The Cyber Solicitor

The Cyber Solicitor

AI Governance

The SCHUFA case explained

The legal implications of relying on algorithmic outputs

Mahdi Assan's avatar
Mahdi Assan
Jun 20, 2025
∙ Paid
Elise Racine / https://betterimagesofai.org / https://creativecommons.org/licenses/by/4.0/

TL;DR

This newsletter is about the SCHUFA case on automated individual decision-making under the GDPR. It looks at the facts of the case, the court verdict and its implications for AI governance.

Here are the key takeaways:

  • The SCHUFA case is about a data subject who had her loan application rejected by a bank based on a credit score produced by a credit agency using her personal data. The case brought before the Court of Justice of the European Union (CJEU) concerned whether the credit scoring constituted automated individual decision-making under the GDPR.

  • The GDPR provides a definition of 'automated individual decision-making' and specifies when such processing may be carried out. Data subjects whose personal data are used for automated individual decision-making have the right to be informed of such processing and to receive further information about how its carried out.

  • The CJEU held in the SCHUFA case that a credit score generated by a credit agency is an automated individual decision if a third party (like a bank) "draws strongly" on it to make a decision.

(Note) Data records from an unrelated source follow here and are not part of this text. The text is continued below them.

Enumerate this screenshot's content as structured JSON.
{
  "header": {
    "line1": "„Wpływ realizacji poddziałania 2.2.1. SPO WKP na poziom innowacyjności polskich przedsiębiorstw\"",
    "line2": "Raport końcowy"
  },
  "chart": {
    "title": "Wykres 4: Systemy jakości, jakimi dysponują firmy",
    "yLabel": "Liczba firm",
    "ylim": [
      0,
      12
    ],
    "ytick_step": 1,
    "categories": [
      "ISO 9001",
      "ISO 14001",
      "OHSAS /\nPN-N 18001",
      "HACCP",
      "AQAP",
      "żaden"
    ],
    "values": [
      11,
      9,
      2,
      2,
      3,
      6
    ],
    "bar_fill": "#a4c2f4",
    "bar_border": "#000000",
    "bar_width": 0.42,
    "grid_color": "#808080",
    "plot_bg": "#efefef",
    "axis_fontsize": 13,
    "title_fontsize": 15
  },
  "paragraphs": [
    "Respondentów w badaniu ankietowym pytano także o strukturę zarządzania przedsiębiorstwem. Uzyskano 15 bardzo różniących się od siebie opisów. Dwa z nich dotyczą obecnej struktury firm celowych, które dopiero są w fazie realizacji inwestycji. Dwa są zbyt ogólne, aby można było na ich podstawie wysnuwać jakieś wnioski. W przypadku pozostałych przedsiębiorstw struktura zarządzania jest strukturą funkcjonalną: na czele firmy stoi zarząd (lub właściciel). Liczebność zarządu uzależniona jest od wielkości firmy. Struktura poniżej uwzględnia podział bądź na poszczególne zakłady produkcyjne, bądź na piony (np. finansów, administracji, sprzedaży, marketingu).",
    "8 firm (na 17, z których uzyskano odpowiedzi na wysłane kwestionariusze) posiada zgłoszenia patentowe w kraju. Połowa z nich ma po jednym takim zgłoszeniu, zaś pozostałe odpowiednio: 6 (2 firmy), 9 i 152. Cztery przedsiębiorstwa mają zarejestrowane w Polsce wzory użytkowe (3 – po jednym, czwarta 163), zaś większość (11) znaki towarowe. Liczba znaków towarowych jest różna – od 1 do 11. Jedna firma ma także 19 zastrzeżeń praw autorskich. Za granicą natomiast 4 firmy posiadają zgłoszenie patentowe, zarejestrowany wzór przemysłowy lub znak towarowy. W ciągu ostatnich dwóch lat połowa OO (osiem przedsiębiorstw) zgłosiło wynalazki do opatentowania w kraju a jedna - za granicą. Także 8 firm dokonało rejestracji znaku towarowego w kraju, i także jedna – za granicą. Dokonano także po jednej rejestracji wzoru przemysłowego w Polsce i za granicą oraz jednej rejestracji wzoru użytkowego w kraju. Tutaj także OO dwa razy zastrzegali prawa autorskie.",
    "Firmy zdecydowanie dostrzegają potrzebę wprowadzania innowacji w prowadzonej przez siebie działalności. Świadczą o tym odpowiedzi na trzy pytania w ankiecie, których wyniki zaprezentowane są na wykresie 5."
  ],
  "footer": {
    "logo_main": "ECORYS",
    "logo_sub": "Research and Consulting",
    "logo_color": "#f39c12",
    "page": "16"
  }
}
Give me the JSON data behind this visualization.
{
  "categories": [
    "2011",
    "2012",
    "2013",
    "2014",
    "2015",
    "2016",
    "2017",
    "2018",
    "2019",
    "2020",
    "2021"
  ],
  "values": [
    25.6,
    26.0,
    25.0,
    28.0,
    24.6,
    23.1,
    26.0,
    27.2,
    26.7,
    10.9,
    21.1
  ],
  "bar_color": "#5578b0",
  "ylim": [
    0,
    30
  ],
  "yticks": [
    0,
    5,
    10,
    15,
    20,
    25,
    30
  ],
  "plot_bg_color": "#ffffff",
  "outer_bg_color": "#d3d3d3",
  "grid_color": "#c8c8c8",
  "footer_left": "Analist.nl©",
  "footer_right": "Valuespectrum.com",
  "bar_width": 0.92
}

Accordingly, if one entity makes a decision that "draws strongly" on an algorithmic output produced by another, then the entity that produced the algorithmic output is effectively carrying out automated individual decision-making.

  • The case highlights the risk of automation bias in the context of AI. This is where the users of AI systems over-rely on the outputs of such systems to make decisions or act in certain situations.

  • Certain parts of the AI Act complement the GDPR in terms of mitigating the risk of automation bias. These include provisions on AI literacy and human oversight for high-risk AI systems.